Behind her, she heard her child’s cries, and her eyes streamed, as though she were riding into a bitter storm of sleet.

She thought she might go on crying for the rest of her life.

Chapter 35

Skate Santos was not a trusting man.

He pushed Sam ahead of him along the south bank of the Gila, then ordered him to draw rein when the Wells place came in sight around a bend of the river.

Santos took an old-fashioned ship’s telescope from his saddlebags and scanned the ledge and the dugouts. There was no sign of life apart from a sleeping hog and a single pecking chicken.

The horses could be in the barn out of sight, but someone should be around at this time of day, Wells’s women or a few prospectors down from the Mogollon Mountains.

Santos didn’t like the stillness and felt a familiar stirring inside him that warned of danger.

“Nobody’s to home,” Sam said, sensing the other man’s tension. “Hell, Santos, they were all shot up, so maybe they’re dead.”

Santos made no answer. He loosened the Remingtons in their holsters and slid a Henry rifle from the boot under his knee. He levered a round into the chamber and said to Sam, “We will take a look, me and you.”

“Could be a whole passel o’ buffalo soldiers lying for you up there, Santos,” Sam said. “Maybe they know you was part of the payroll robbery.”

The breed smiled. “Well, that won’t matter to you, because once the firing starts I’ll kill you.”

“Santos,” Sam said, “damn me, if you ain’t the most unsociable cuss I ever met in my life, and I’ve met a few.”

“Keep talking, old man,” the breed said. “You’ll be quiet forever soon enough.”

* * *

Santos made Sam ride ahead of him as they took the ancient talus slope to the rock ledge.

As they walked their horses toward the saloon, they heard the man’s screams for the first time.

The grating cries came from the women’s cabin. The terrible shrieks were not constant, more a counterpoint to the vile curses the man roared in a high-pitched, pain-shredded voice.

Whoever he was, he cursed himself and the mother who bore him, and he called on Satan to consign all humanity, every man, woman, and child, to the lowest pits of hell.

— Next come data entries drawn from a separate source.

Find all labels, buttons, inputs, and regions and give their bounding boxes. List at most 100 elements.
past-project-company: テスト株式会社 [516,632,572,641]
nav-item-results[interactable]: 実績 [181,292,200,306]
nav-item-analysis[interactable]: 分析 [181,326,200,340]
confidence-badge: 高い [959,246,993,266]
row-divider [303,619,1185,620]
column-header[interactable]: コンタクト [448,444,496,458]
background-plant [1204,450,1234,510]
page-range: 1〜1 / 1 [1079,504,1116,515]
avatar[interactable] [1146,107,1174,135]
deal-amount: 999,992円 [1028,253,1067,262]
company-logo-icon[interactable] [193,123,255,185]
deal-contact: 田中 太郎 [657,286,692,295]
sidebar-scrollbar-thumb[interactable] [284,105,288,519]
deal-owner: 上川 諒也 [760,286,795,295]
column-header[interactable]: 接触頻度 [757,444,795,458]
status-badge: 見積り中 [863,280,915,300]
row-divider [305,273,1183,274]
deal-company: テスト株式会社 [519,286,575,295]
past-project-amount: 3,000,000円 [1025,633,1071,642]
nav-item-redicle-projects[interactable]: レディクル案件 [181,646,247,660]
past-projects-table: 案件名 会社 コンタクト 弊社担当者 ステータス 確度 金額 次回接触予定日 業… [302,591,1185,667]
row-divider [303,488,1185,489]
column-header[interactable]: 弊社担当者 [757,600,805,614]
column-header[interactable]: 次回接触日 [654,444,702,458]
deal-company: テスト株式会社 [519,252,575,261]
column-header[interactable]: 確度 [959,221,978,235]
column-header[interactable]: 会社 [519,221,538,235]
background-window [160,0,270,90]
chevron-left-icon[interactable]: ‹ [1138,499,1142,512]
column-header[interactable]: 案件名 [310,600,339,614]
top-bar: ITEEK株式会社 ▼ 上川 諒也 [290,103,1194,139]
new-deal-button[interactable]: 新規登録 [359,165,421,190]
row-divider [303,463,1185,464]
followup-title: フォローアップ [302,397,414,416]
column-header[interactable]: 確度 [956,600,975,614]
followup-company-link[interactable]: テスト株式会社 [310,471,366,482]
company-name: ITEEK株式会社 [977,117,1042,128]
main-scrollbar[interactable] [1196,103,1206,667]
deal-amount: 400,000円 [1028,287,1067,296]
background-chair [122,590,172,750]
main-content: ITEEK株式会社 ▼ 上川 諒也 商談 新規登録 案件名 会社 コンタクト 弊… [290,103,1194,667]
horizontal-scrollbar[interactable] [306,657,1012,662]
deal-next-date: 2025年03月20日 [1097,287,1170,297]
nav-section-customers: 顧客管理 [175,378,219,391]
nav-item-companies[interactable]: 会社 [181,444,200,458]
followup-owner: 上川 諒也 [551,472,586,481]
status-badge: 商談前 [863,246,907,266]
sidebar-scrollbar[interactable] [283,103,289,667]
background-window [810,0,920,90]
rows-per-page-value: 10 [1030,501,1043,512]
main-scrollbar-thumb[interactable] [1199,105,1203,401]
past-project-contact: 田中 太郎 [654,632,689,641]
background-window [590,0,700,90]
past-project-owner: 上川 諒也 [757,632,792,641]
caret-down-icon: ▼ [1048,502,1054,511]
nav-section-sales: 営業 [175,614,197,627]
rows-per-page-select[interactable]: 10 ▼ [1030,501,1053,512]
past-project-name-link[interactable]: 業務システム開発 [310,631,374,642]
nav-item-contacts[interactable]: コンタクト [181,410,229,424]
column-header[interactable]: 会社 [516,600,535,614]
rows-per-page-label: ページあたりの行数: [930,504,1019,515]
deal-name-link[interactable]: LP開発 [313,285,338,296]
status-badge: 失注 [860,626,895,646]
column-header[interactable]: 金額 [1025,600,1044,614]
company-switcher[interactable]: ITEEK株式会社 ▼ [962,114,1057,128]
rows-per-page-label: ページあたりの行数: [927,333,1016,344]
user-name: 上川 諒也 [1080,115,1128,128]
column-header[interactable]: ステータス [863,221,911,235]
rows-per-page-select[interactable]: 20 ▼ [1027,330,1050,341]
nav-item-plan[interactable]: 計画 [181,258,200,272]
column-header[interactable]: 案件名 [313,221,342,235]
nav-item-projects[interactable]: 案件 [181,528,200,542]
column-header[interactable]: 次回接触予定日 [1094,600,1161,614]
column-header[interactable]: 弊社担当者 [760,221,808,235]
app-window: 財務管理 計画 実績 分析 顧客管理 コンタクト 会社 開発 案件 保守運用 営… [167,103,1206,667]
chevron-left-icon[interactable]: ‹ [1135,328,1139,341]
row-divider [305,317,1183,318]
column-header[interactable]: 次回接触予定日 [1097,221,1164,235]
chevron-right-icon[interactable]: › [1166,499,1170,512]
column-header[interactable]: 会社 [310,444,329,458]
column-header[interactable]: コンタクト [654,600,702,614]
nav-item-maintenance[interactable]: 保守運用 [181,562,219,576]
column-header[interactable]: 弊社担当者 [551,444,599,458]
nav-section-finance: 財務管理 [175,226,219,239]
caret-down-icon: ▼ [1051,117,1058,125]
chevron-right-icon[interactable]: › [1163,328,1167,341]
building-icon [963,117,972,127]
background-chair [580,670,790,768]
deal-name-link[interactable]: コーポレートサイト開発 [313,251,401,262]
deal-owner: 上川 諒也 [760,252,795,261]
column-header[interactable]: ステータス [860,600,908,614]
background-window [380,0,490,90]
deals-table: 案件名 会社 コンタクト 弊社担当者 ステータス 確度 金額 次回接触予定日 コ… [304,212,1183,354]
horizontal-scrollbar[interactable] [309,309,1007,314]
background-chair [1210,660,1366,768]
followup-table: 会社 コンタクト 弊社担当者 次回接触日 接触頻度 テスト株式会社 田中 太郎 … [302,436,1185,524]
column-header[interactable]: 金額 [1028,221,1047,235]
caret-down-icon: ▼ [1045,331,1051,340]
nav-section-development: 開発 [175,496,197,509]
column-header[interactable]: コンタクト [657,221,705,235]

As Santos and Sam drew rein, the cursing changed, became a shrill wail, the same words repeating over and over again.

“Oh, help me . . . help me . . . help me . . . Oh, somebody help me . . . help me somebody . . . help me . . .”

“What is that?” Sam said. “It’s spookin’ the tar out of me.”

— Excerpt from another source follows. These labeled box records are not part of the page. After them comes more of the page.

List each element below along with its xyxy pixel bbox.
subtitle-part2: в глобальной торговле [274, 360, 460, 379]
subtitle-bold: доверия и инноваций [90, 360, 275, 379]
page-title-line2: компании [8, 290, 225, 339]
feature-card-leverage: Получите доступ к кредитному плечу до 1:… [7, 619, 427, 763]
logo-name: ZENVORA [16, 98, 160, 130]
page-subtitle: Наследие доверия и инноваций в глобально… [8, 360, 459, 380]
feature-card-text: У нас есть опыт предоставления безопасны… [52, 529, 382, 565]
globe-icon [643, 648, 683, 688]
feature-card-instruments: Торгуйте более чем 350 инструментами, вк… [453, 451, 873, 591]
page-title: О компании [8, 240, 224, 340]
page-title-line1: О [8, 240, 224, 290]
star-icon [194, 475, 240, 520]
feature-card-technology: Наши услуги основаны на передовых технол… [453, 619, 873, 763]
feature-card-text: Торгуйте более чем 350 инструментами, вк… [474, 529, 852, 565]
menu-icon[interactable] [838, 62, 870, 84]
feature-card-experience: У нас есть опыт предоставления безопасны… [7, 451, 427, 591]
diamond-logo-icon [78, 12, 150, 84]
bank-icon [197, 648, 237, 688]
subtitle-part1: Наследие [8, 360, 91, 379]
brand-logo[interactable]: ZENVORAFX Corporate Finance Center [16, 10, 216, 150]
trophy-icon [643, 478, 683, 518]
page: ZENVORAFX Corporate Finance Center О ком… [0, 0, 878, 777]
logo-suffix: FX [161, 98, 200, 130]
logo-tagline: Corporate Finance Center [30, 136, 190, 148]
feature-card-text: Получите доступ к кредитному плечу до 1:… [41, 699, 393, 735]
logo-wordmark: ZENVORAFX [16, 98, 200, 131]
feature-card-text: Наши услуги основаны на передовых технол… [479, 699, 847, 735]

Santos grunted deep in his chest. “I’ve heard such a thing before,” he said. “Only a gut-shot man screams like that.”

“Who is it?”

“When a man dies of a belly wound, his voice is no longer his own,” Santos said. “It becomes the tongue of pain. I don’t know who he is.”

“Then God hasten his end, whoever the poor soul might be,” Sam said.

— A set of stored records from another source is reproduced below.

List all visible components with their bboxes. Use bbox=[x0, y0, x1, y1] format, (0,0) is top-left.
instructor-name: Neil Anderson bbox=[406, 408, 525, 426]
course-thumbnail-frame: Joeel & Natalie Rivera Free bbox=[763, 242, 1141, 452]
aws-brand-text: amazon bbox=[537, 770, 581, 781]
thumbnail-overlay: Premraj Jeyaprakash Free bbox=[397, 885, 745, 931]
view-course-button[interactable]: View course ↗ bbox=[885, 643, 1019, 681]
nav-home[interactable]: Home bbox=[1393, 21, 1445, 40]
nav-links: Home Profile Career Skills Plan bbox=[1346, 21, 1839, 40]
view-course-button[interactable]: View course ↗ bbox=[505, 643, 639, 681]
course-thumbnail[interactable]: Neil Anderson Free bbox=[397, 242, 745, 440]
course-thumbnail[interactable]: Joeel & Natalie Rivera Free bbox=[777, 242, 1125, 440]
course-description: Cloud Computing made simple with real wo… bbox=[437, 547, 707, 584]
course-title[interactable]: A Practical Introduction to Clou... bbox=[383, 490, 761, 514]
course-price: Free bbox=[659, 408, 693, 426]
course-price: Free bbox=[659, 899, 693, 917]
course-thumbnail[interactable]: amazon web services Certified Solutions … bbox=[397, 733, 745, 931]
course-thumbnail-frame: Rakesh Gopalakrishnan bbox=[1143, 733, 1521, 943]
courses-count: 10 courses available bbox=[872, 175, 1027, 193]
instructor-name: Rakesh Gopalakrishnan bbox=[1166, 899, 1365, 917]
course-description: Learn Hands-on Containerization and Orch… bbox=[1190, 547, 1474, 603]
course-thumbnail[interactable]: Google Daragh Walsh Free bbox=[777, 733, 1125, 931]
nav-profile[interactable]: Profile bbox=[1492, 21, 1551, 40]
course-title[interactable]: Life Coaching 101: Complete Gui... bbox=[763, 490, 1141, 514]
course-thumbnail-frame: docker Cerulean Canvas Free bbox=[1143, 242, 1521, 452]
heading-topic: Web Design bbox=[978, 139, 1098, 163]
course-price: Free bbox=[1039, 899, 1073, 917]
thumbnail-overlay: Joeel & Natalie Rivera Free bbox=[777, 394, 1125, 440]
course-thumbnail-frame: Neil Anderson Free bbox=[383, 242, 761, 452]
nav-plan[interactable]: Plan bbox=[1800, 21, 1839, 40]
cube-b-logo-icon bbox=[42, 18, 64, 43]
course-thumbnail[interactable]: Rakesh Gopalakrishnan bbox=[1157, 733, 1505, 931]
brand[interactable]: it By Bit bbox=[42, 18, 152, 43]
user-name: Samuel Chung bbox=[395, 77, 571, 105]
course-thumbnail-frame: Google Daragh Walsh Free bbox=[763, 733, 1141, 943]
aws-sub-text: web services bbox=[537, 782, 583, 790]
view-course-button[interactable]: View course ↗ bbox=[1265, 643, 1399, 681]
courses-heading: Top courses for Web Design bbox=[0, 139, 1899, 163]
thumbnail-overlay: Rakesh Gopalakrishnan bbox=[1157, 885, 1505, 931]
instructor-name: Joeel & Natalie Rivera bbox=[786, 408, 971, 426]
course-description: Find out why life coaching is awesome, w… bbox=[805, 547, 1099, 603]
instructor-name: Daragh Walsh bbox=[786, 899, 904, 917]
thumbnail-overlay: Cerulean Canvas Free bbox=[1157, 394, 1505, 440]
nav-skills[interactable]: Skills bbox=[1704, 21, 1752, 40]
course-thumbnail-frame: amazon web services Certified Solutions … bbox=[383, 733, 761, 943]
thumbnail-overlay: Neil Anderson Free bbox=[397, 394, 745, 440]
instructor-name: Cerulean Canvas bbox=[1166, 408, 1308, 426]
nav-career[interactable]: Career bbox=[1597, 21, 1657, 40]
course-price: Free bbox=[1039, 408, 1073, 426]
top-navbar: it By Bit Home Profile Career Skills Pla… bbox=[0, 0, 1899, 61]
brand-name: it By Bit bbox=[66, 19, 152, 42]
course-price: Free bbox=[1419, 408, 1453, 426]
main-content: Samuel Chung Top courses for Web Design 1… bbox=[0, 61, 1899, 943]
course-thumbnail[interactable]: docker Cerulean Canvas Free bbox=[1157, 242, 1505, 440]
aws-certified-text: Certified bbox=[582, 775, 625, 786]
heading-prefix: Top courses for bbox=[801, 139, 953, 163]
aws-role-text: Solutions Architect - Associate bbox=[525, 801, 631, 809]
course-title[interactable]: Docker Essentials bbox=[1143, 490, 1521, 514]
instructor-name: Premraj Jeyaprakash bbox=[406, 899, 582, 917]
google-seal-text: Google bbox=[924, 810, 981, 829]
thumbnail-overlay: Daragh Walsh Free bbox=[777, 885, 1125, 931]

Santos shook his head and looked at the older man as though he’d just crawled out from under a rock.

“How did you manage to live this long?” he said.

Sam had no chance to answer. The door swung open and Dan Wells stepped outside. He wore a fat bandage around his left thigh and held a Colt in each hand. When he saw Sam, the hard planes of his face chiseled into a scowl.

“You got him, Skate,” Wells said. “You brought him to me.”

“Said I would.” Santos glanced at the man’s thigh. “Caught a bullet, Danny, huh?”

“Yeah, after we stopped the payroll wagon, we was jumped by cavalry. Jake is wounded and Moseley took a round in the belly. I’ve been listening to him scream and holler like that for hours.”

“Too bad,” Santos said. He thumbed in the direction of Sam. “What do you want done with him?”

“Bring him inside and we’ll see what Jake has in mind.”

* * *

Sam felt like a condemned man taking the last step to the gallows. He could see no way out his predicament, unless the cavalry came to his rescue. The chance of that was slim to none, and slim was already saddling up to leave town.

His heart heavy and the fear in his belly tangling itself into knots, Sam was pushed into the saloon by Santos.